What could be the general formula be in this case? A runner can take a step forward, backward,left and right with equal probability. Find the probability that after $n$ steps they will be just 1 step away from their initial point.
This is what I obtained as the general formula after a series of manipulations.
If the total number of moves is (2n+1)
, the total number of different ways is given by
$$4\sum_{r=0}^n\binom {2n+1}{r+1,r,n-r,n-r}=4\sum_{r=0}^n \frac {(2n+1)!}{(r+1)!r!(n-r)!(n-r)!}=4\binom {2n+1}n^2$$
and the probability is given by
$$\frac {4\binom {2n+1}n^2}{4^{2n+1}}=\frac {\binom {2n+1}n^2}{4^{2n}}$$
Now if the question was say...
"....after taking $n$ steps they will just be $m$ steps away from their initial point."

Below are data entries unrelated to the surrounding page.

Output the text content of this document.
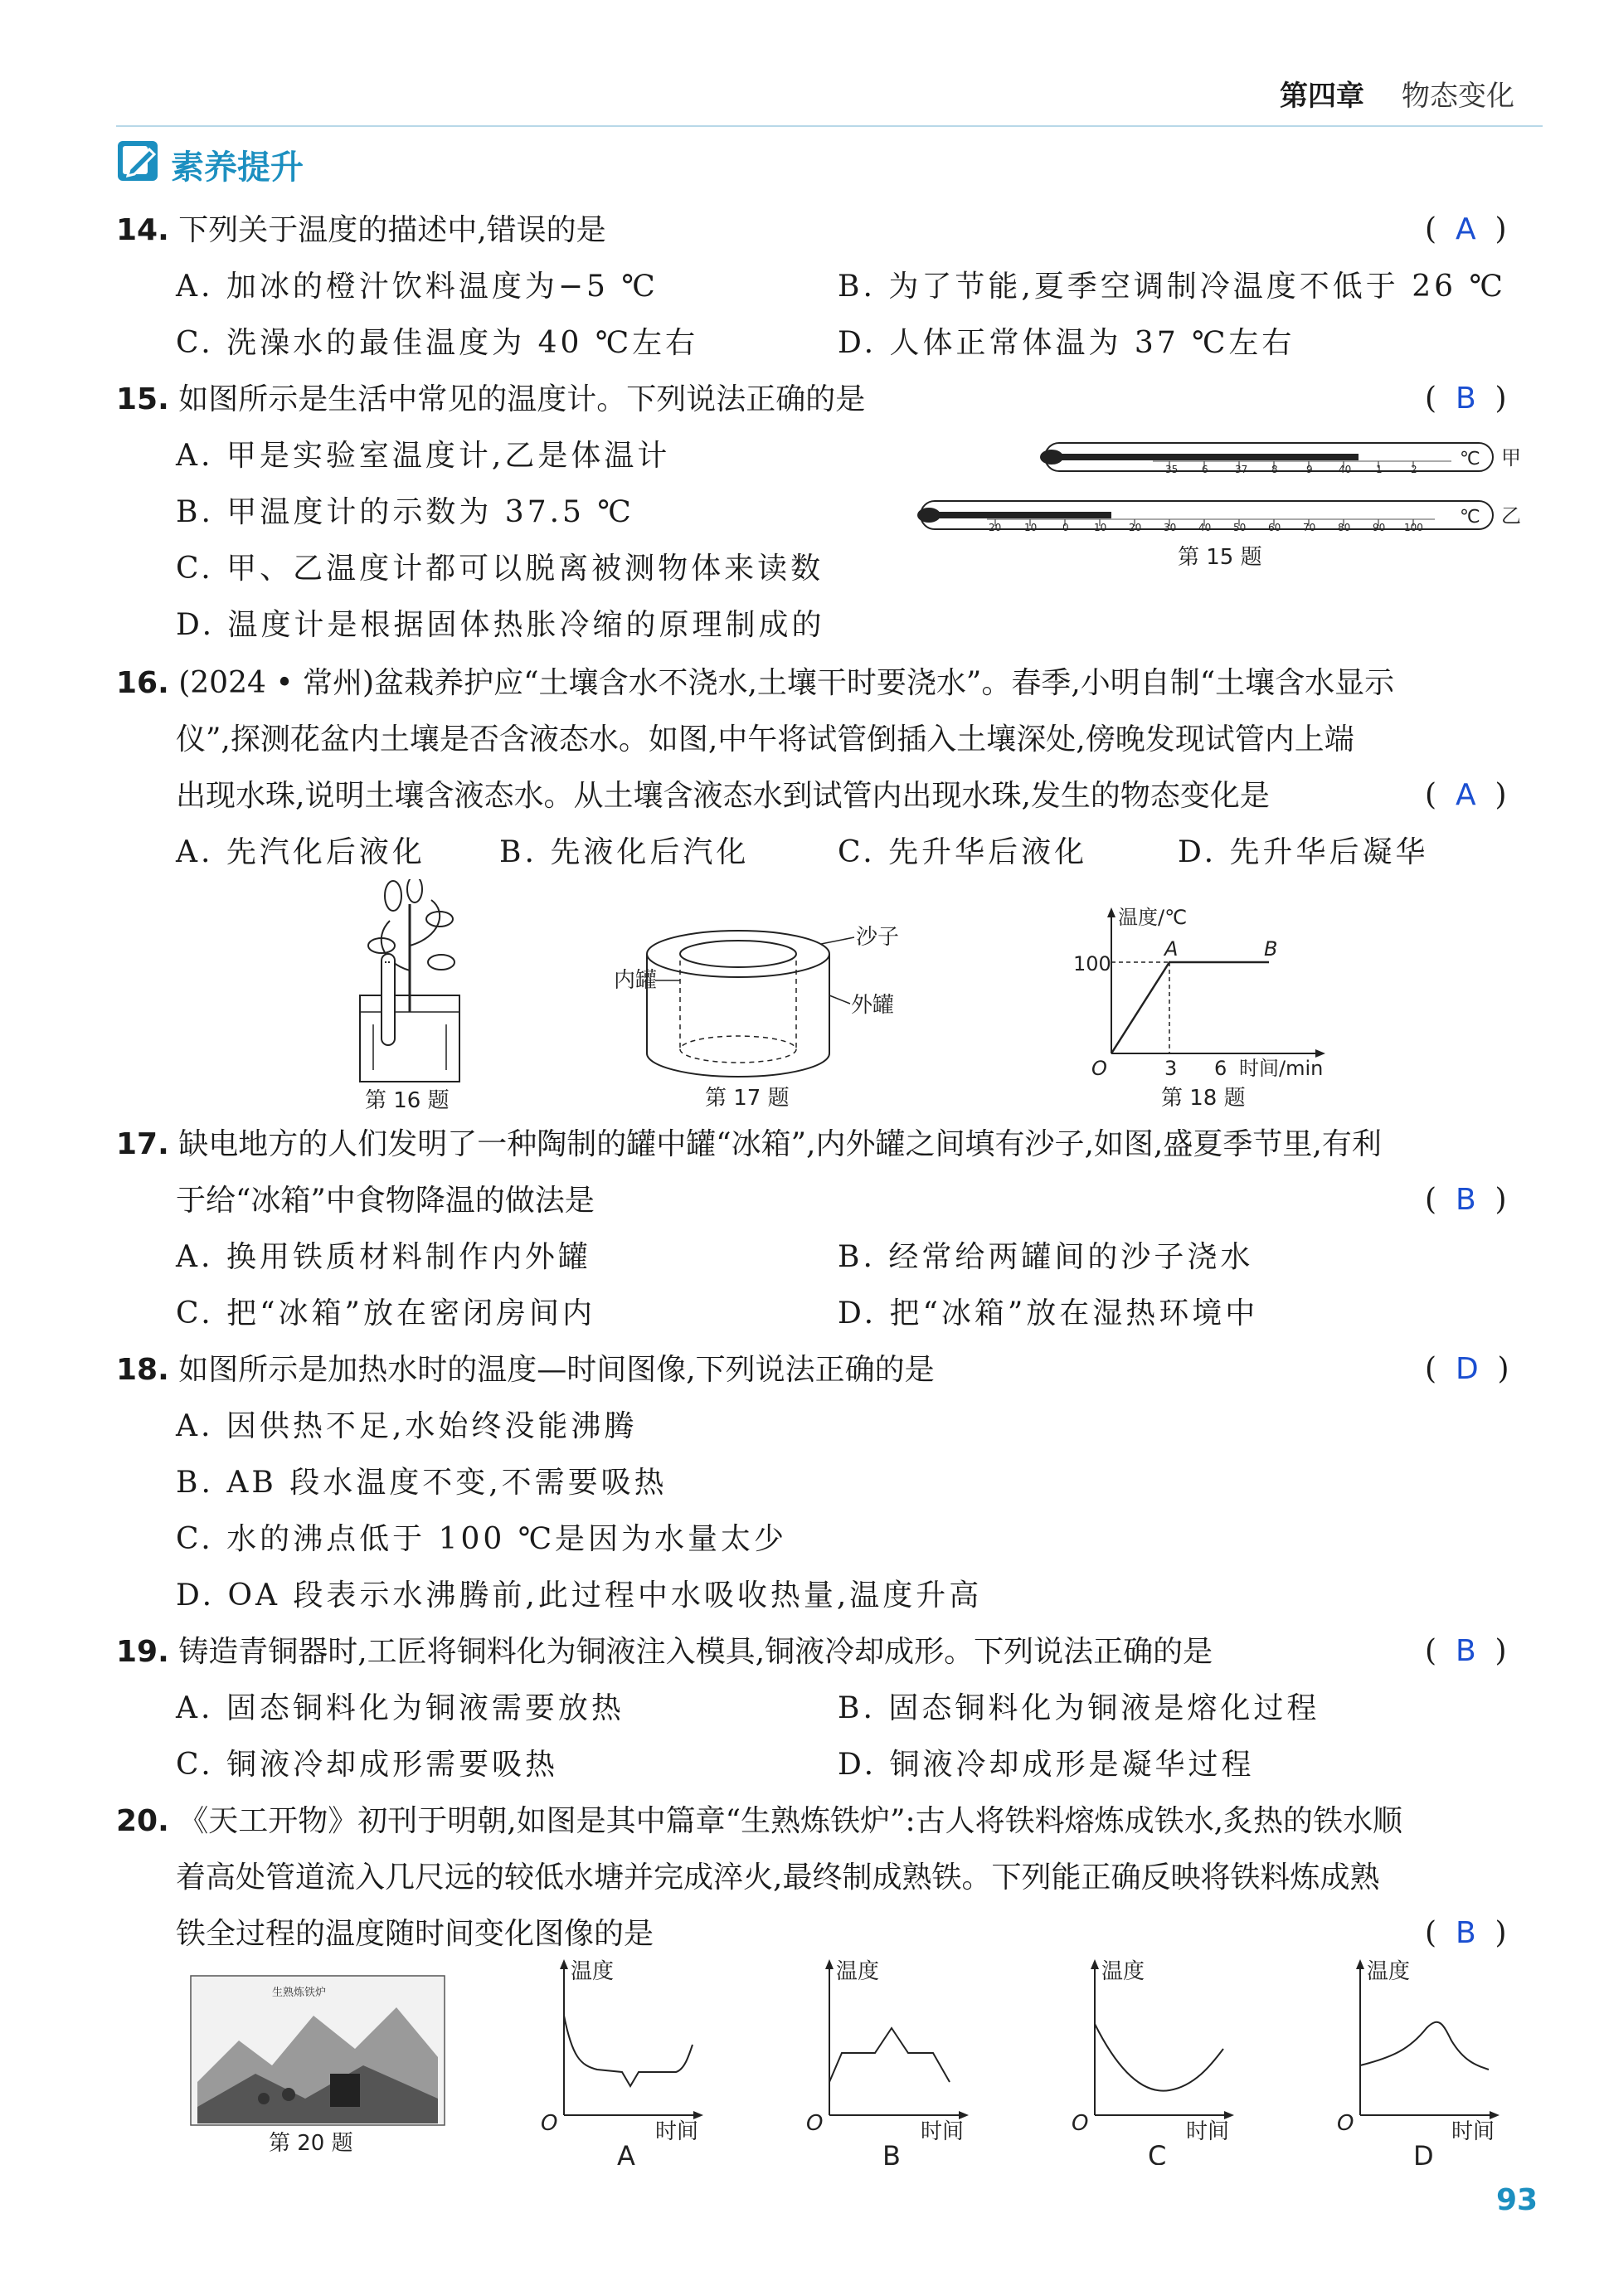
第四章 物态变化
素养提升
14. 下列关于温度的描述中,错误的是	(  A  )
A. 加冰的橙汁饮料温度为−5 ℃	B. 为了节能,夏季空调制冷温度不低于 26 ℃
C. 洗澡水的最佳温度为 40 ℃左右	D. 人体正常体温为 37 ℃左右
15. 如图所示是生活中常见的温度计。下列说法正确的是	(  B  )
A. 甲是实验室温度计,乙是体温计
B. 甲温度计的示数为 37.5 ℃
C. 甲、乙温度计都可以脱离被测物体来读数
D. 温度计是根据固体热胀冷缩的原理制成的
35 6	37 8	9	40 1	2 ℃ 甲
20 10	0	10 20 30 40 50 60 70 80 90 100 ℃ 乙
第 15 题
16. (2024 • 常州)盆栽养护应“土壤含水不浇水,土壤干时要浇水”。春季,小明自制“土壤含水显示
仪”,探测花盆内土壤是否含液态水。如图,中午将试管倒插入土壤深处,傍晚发现试管内上端
出现水珠,说明土壤含液态水。从土壤含液态水到试管内出现水珠,发生的物态变化是	(  A  )
A. 先汽化后液化 B. 先液化后汽化	C. 先升华后液化	D. 先升华后凝华
第 16 题
沙子
内罐
外罐
第 17 题
温度/℃
100
A	B
O	3 6 时间/min
第 18 题
17. 缺电地方的人们发明了一种陶制的罐中罐“冰箱”,内外罐之间填有沙子,如图,盛夏季节里,有利
于给“冰箱”中食物降温的做法是	(  B  )
A. 换用铁质材料制作内外罐	B. 经常给两罐间的沙子浇水
C. 把“冰箱”放在密闭房间内	D. 把“冰箱”放在湿热环境中
18. 如图所示是加热水时的温度—时间图像,下列说法正确的是	(  D  )
A. 因供热不足,水始终没能沸腾
B. AB 段水温度不变,不需要吸热
C. 水的沸点低于 100 ℃是因为水量太少
D. OA 段表示水沸腾前,此过程中水吸收热量,温度升高
19. 铸造青铜器时,工匠将铜料化为铜液注入模具,铜液冷却成形。下列说法正确的是	(  B  )
A. 固态铜料化为铜液需要放热	B. 固态铜料化为铜液是熔化过程
C. 铜液冷却成形需要吸热	D. 铜液冷却成形是凝华过程
20. 《天工开物》初刊于明朝,如图是其中篇章“生熟炼铁炉”:古人将铁料熔炼成铁水,炙热的铁水顺
着高处管道流入几尺远的较低水塘并完成淬火,最终制成熟铁。下列能正确反映将铁料炼成熟
铁全过程的温度随时间变化图像的是	(  B  )
生熟炼铁炉
第 20 题
温度
O	时间
A
温度
O	时间
B
温度
O	时间
C
温度
O	时间
D
93
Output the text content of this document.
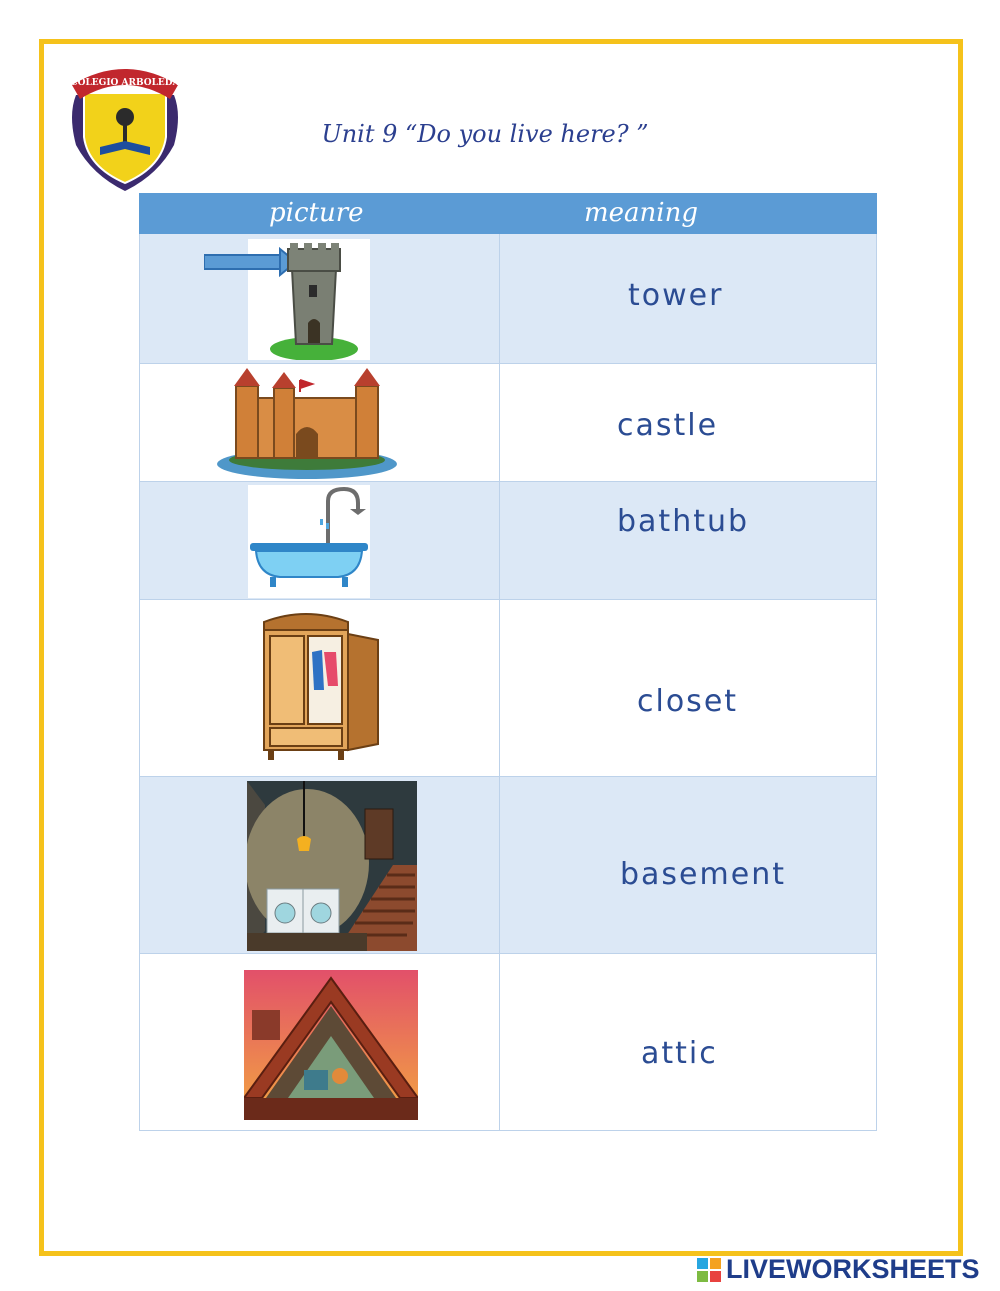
COLEGIO ARBOLEDA
Unit 9 “Do you live here? ”
picture	meaning
tower
castle
bathtub
closet
basement
attic
LIVEWORKSHEETS
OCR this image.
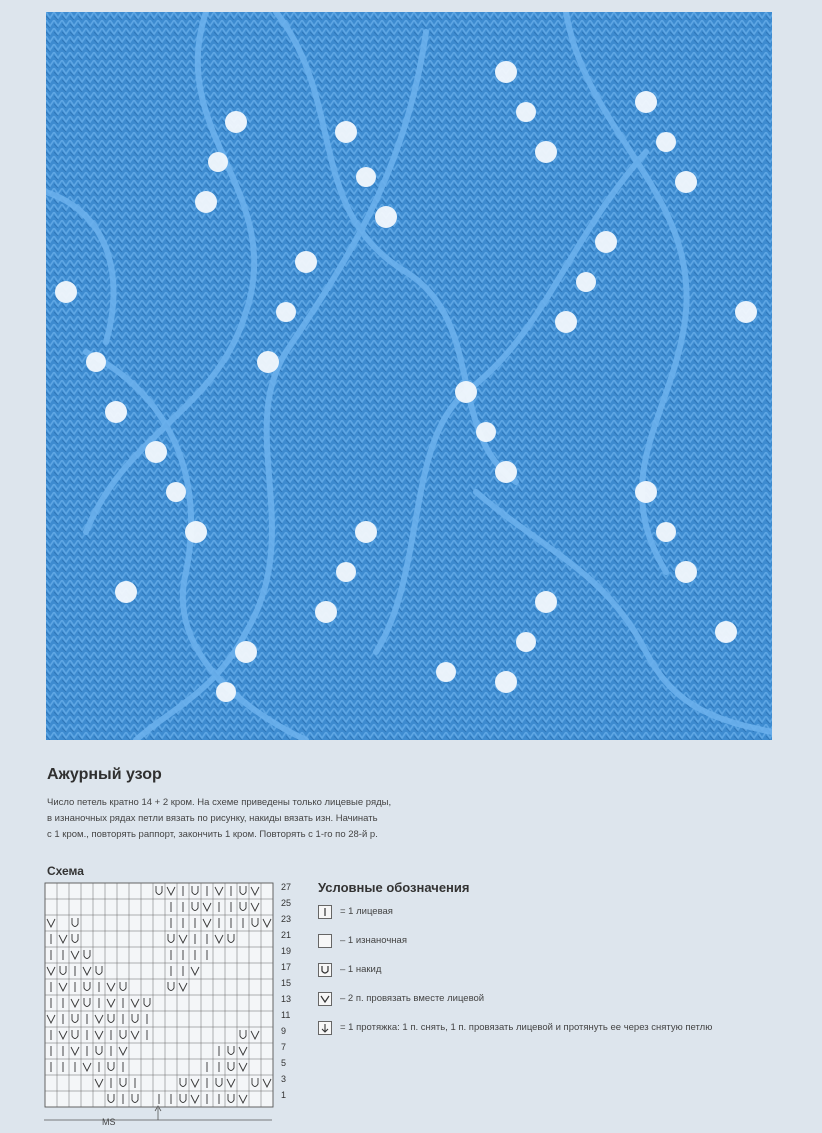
Ажурный узор
Число петель кратно 14 + 2 кром. На схеме приведены только лицевые ряды,
в изнаночных рядах петли вязать по рисунку, накиды вязать изн. Начинать
с 1 кром., повторять раппорт, закончить 1 кром. Повторять с 1-го по 28-й р.
Схема
27
25
23
21
19
17
15
13
11
9
7
5
3
1
MS
Условные обозначения
= 1 лицевая
– 1 изнаночная
– 1 накид
– 2 п. провязать вместе лицевой
= 1 протяжка: 1 п. снять, 1 п. провязать лицевой и протянуть ее через снятую петлю
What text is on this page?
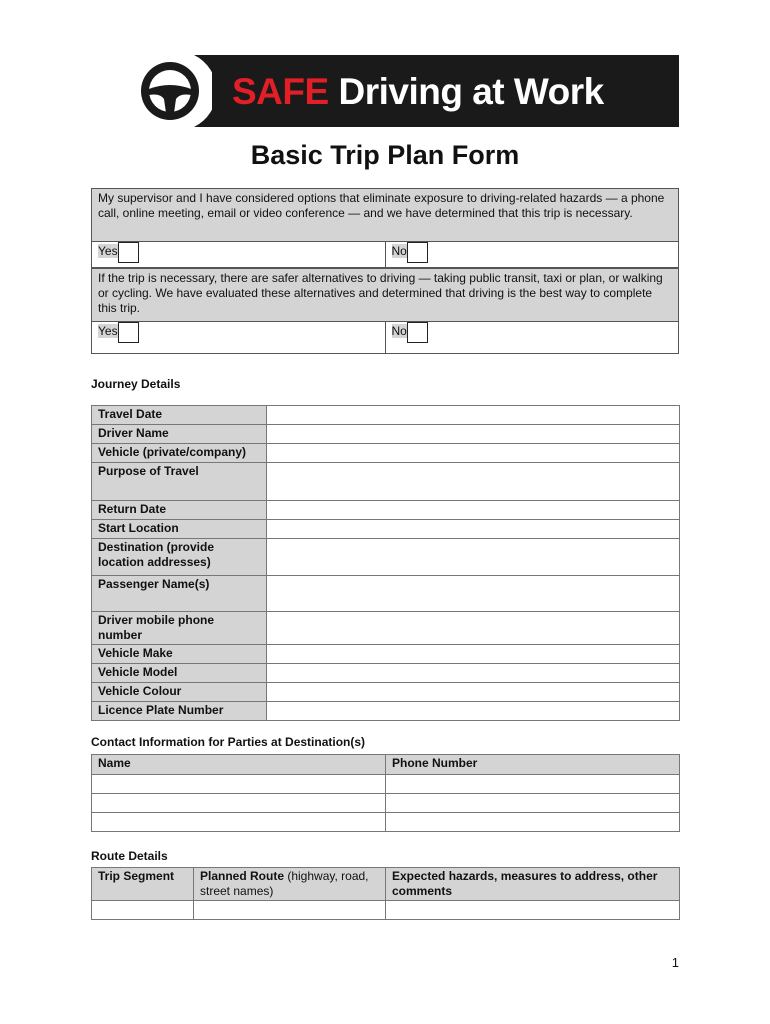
SAFE Driving at Work
Basic Trip Plan Form
My supervisor and I have considered options that eliminate exposure to driving-related hazards — a phone call, online meeting, email or video conference — and we have determined that this trip is necessary.
Yes	No
If the trip is necessary, there are safer alternatives to driving — taking public transit, taxi or plan, or walking or cycling. We have evaluated these alternatives and determined that driving is the best way to complete this trip.
Yes	No
Journey Details
Travel Date	
Driver Name	
Vehicle (private/company)	
Purpose of Travel	
Return Date	
Start Location	
Destination (provide location addresses)	
Passenger Name(s)	
Driver mobile phone number	
Vehicle Make	
Vehicle Model	
Vehicle Colour	
Licence Plate Number	
Contact Information for Parties at Destination(s)
Name	Phone Number

Route Details
Trip Segment	Planned Route (highway, road, street names)	Expected hazards, measures to address, other comments

1
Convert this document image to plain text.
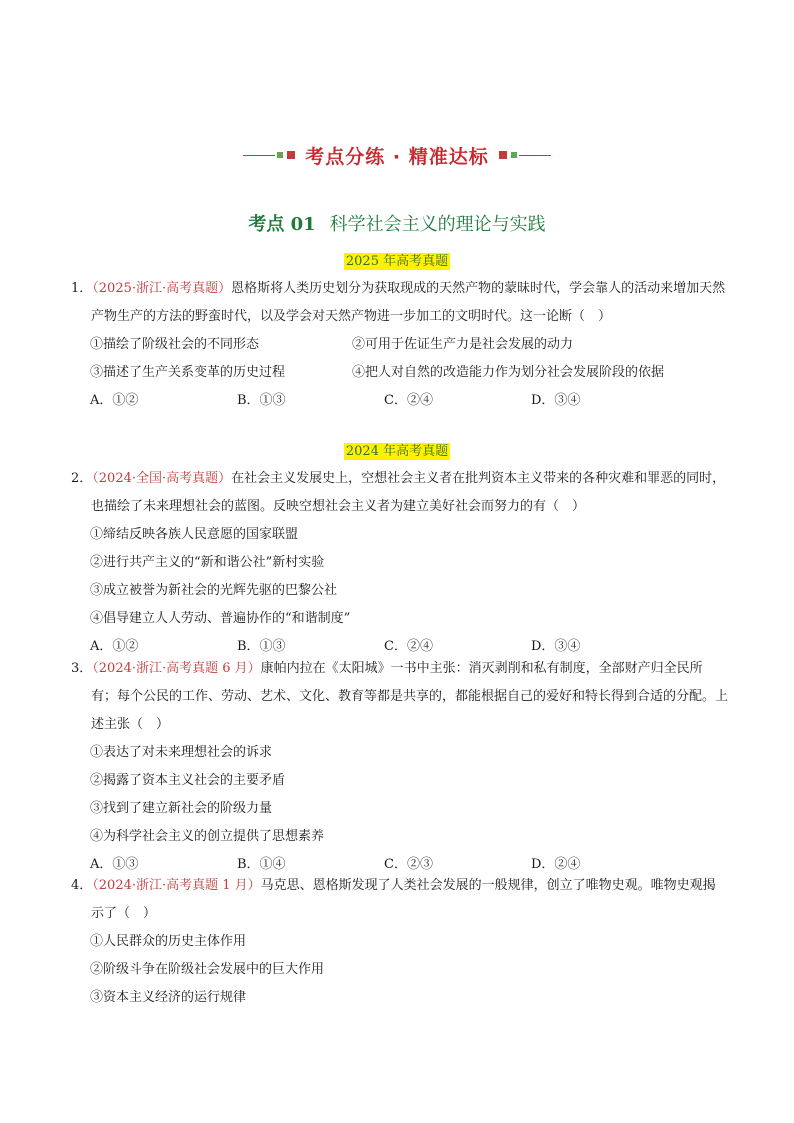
考点分练 · 精准达标
考点 01 科学社会主义的理论与实践
2025 年高考真题
1．（2025·浙江·高考真题）恩格斯将人类历史划分为获取现成的天然产物的蒙昧时代，学会靠人的活动来增加天然产物生产的方法的野蛮时代，以及学会对天然产物进一步加工的文明时代。这一论断（　）
①描绘了阶级社会的不同形态	②可用于佐证生产力是社会发展的动力
③描述了生产关系变革的历史过程	④把人对自然的改造能力作为划分社会发展阶段的依据
A．①②	B．①③	C．②④	D．③④
2024 年高考真题
2．（2024·全国·高考真题）在社会主义发展史上，空想社会主义者在批判资本主义带来的各种灾难和罪恶的同时，也描绘了未来理想社会的蓝图。反映空想社会主义者为建立美好社会而努力的有（　）
①缔结反映各族人民意愿的国家联盟
②进行共产主义的“新和谐公社”新村实验
③成立被誉为新社会的光辉先驱的巴黎公社
④倡导建立人人劳动、普遍协作的“和谐制度”
A．①②	B．①③	C．②④	D．③④
3．（2024·浙江·高考真题 6 月）康帕内拉在《太阳城》一书中主张：消灭剥削和私有制度，全部财产归全民所有；每个公民的工作、劳动、艺术、文化、教育等都是共享的，都能根据自己的爱好和特长得到合适的分配。上述主张（　）
①表达了对未来理想社会的诉求
②揭露了资本主义社会的主要矛盾
③找到了建立新社会的阶级力量
④为科学社会主义的创立提供了思想素养
A．①③	B．①④	C．②③	D．②④
4．（2024·浙江·高考真题 1 月）马克思、恩格斯发现了人类社会发展的一般规律，创立了唯物史观。唯物史观揭示了（　）
①人民群众的历史主体作用
②阶级斗争在阶级社会发展中的巨大作用
③资本主义经济的运行规律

Could someone help me how would the general formula turn out?
 A: The probability that, after $n$ steps, you end up at $(x,y)$, is
$$
\binom{n}{\frac{n+x+y}{2}} \binom{n}{\frac{n+x-y}2}2^{-n}\qquad \text{if $x+y+n$ is even.}
$$
When $x+y+n$ is odd, the probability is zero. Here is a proof: Number of N step Random walks on 2D infinite grid or lattice.
We just need to sum this equation over all $(x,y)$ which are $m$ steps from the origin. The set of these points resembles a square with vertices $(0,\pm m)$ and $(\pm m,0)$. Due to rotational symmetry, we can compute this by summing over one side of this square, and multiplying by four. The points in the quadrant where $x\ge 0$ and $y>0$ are given by $(k,m-k)$ for $k\in \{0,\dots,m-1\}$.
Therefore, as long as $n+m$ is even, the probability that you end up $m$ squares from the origin is
$$
4\sum_{k=0}^{m-1}\binom{n}{\frac{n+k+(m-k)}{2}}\binom{n}{\frac{n+k-(m-k)}{2}}2^{-n}=2^{-(n-2)}\binom{n}{\frac{n+m}{2}}\sum_{k=0}^{m-1}\binom{n}{\frac{n-m}{2}+k}
$$
There is no way to simplify the summation in the final expression.